Nessuno si sarebbe aspettato una disattenzione così grande da Steven Knight, qui apparso svogliato e quasi schiavo delle intenzioni di Levy - che, dal canto suo, fa sicuramente quel che può ma palesa la sua inesperienza con prodotti di questo genere. Aspetti produttivi a parte, la delusione più grande resta in sede di scrittura: difficile stabilire se si tratti di presunzione o di semplice distrazione, tuttavia l'utilizzo esagerato dei flashback e alcune scelte discutibili annacquano la narrazione e non concedono il giusto spazio a personaggi o contesti per brillare.

Potenziale sprecato?

Sarebbe assurdo negare il fatto che lo show si lasci comunque guardare con trasporto, emozionando con grande semplicità.
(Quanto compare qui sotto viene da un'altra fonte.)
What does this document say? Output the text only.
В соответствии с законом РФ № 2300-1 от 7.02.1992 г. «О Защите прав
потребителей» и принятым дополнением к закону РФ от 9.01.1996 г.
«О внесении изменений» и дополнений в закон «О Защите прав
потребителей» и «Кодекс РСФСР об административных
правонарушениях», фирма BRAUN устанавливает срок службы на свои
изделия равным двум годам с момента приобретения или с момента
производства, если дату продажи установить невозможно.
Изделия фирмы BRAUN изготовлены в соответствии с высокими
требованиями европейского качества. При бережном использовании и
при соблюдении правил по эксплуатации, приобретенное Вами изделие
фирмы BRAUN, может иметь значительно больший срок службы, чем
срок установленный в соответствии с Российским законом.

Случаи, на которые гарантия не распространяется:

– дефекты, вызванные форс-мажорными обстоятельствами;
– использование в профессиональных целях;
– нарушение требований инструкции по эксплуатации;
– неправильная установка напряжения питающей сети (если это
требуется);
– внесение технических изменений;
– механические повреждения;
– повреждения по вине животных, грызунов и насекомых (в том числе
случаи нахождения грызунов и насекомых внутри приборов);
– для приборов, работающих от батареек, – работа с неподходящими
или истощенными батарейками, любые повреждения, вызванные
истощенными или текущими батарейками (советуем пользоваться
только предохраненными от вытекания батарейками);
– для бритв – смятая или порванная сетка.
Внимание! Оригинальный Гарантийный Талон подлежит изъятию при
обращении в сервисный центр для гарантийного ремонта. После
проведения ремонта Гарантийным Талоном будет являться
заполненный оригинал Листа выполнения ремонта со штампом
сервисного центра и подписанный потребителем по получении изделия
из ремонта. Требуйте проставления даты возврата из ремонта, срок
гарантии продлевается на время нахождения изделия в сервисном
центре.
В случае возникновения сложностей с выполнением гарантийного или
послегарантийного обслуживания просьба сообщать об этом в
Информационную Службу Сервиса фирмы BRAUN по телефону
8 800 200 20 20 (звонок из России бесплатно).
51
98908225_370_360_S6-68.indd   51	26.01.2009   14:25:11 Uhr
Merito soprattutto del cast, dove emergenti si affiancano a volti noti come Mark Ruffalo e un delizioso Hugh Laurie per conquistare il cuore degli spettatori (nonostante nessuno interpreti un personaggio che possa dirsi memorabile). Alla loro bravura e alla meravigliosa resa contestuale, infatti, si contrappone una netta divisione, quasi bambinesca e caricaturale, tra buoni e cattivi che stona completamente con gli stilemi di un racconto così pregno di significato.

Il risultato ultimo può riassumersi quasi in toto nel finale di Tutta la luce che non vediamo. Levy, a detta sua intenzionato a veicolare un messaggio di maggior speranza visti i tempi difficili che stiamo vivendo, comprime e stravolge un epilogo poetico esclusivamente per timore di appesantire il pubblico. L'adattamento manca di coraggio e rischia seriamente di apparire goffo e impacciato. Quasi una contraddizione con il senso profondo dell'opera, che mira invece a smuovere le coscienze per guardare oltre le apparenze e trovare la luce persino in mezzo all'oscurità. Un errore che, anche di fronte ai numeri, costerà sicuramente caro.

Tutta la luce che non vediamo Tutta la luce che non vediamo potrebbe facilmente essere una delle produzioni Netflix più ambiziose di sempre. Eppure, forse per mancanza di coraggio, forse per alcune scelte sbagliate, l'adattamento del romanzo Premio Pulitzer di Anthony Doerr si limita a spettacolarizzare la componente emotiva di una storia profonda e sfaccettata, qui soltanto abbozzata nel nome dell'immediatezza. Nonostante un cast interessante e una resa scenica di grande impatto, emergono delle criticità evidenti che rendono questa miniserie una visione godibile, ma le impediscono di sfruttare tutto il suo potenziale.